La grève générale illimitée déclenchée le 1er décembre par le duo syndical SNE–FSPE continue de paralyser le secteur éducatif en Guinée. Écoles fermées, élèves livrés à eux-mêmes, tensions dans certaines localités… alors que la crise s’enlise, le secrétaire général du Syndicat national de l’Éducation (SNE), Michel Pépé Balamou, s’est exprimé auprès de nos confrères d’Africaguinee.com pour préciser les exigences des grévistes et les conditions d’une éventuelle suspension du mouvement.
Selon Michel Pépé Balamou, la grève a été déclenchée pour attirer l’attention du gouvernement sur « la dégradation des conditions de vie et de travail des enseignants.
Le syndicaliste estime que l’exécutif tarde à prendre la mesure de la crise :
« Il revient au gouvernement de faire prévaloir sa responsabilité sociale en période de crise.
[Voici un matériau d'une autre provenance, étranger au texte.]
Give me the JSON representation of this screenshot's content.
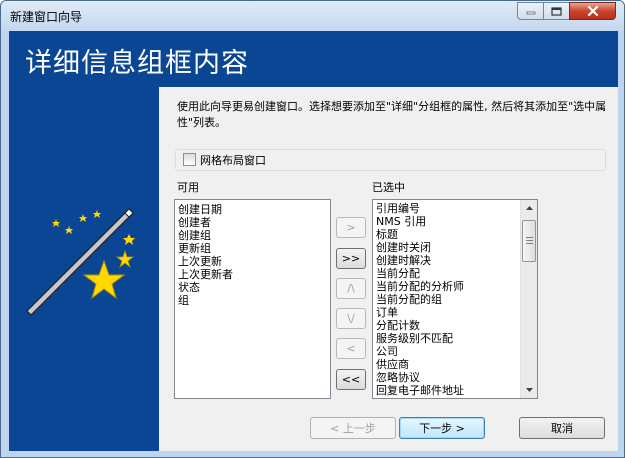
{
  "window": {
    "title": "新建窗口向导",
    "controls": {
      "minimize_icon": "minimize-icon",
      "maximize_icon": "maximize-icon",
      "close_icon": "close-icon"
    }
  },
  "banner": {
    "title": "详细信息组框内容",
    "image_icon": "magic-wand-stars-icon"
  },
  "description": "使用此向导更易创建窗口。选择想要添加至\"详细\"分组框的属性, 然后将其添加至\"选中属性\"列表。",
  "grid_layout": {
    "label": "网格布局窗口",
    "checked": false
  },
  "available": {
    "label": "可用",
    "items": [
      "创建日期",
      "创建者",
      "创建组",
      "更新组",
      "上次更新",
      "上次更新者",
      "状态",
      "组"
    ]
  },
  "selected": {
    "label": "已选中",
    "items": [
      "引用编号",
      "NMS 引用",
      "标题",
      "创建时关闭",
      "创建时解决",
      "当前分配",
      "当前分配的分析师",
      "当前分配的组",
      "订单",
      "分配计数",
      "服务级别不匹配",
      "公司",
      "供应商",
      "忽略协议",
      "回复电子邮件地址"
    ]
  },
  "move_buttons": {
    "add_one": ">",
    "add_all": ">>",
    "move_up": "/\\",
    "move_down": "\\/",
    "remove_one": "<",
    "remove_all": "<<"
  },
  "footer": {
    "prev": "< 上一步",
    "next": "下一步 >",
    "cancel": "取消"
  }
}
La situation est très critique », a-t-il souligné.
L’audio qui a mis le feu aux poudres
Interrogé sur les troubles enregistrés dans plusieurs écoles du pays, le secrétaire général du SNE pointe du doigt un message audio attribué à la directrice des ressources humaines du MEPU-A. Selon lui, la demande faite aux inspecteurs de recenser les enseignants absents aurait été perçue comme une « intimidation », durcissant ainsi les positions du syndicat.
Il précise cependant que les enseignants ne sont pas responsables des débordements observés :
« Aucun enseignant n’a été vu dans la rue. Nos consignes étaient très claires : rester à la maison », a-t-il affirmé.
Quelles conditions pour suspendre la grève ?
Michel Pépé Balamou assure que l’intersyndicale n’exclut pas le dialogue, mais exige que les discussions portent sur les revendications jugées essentielles. Parmi les principales exigences figurent :
• La révision du statut particulier de l’Éducation, considérée comme la priorité numéro un.
• L’intégration des enseignants contractuels communaux non retenus, ainsi que ceux de Conakry.
• Le déblocage des salaires et le paiement des arriérés et primes des enseignants affectés par des retenues.
• La titularisation des enseignants et stagiaires issus du « concours tablette ».
• Le paiement des primes de fonction pour les hauts cadres du système éducatif.
Le syndicat affirme que si le gouvernement ouvre des négociations sincères autour de ces points, il n’y aura « aucun obstacle » à une suspension provisoire de la grève.
La base décidera
Toute décision de suspension dépendra toutefois de la base syndicale, insiste Michel Pépé Balamou.
« La base est souveraine. Nous convoquerons une assemblée générale extraordinaire. C’est à l’issue de cette consultation que la suite du mouvement sera décidée. »
Des tractations en cours
Le leader du SNE confirme par ailleurs que des discussions informelles sont en cours entre le syndicat, le gouvernement et certaines instances du mouvement syndical guinéen. Il se dit optimiste quant à un rapprochement des positions « dans les heures ou les jours à venir », d’autant plus que le pays se trouve dans une période électorale sensible.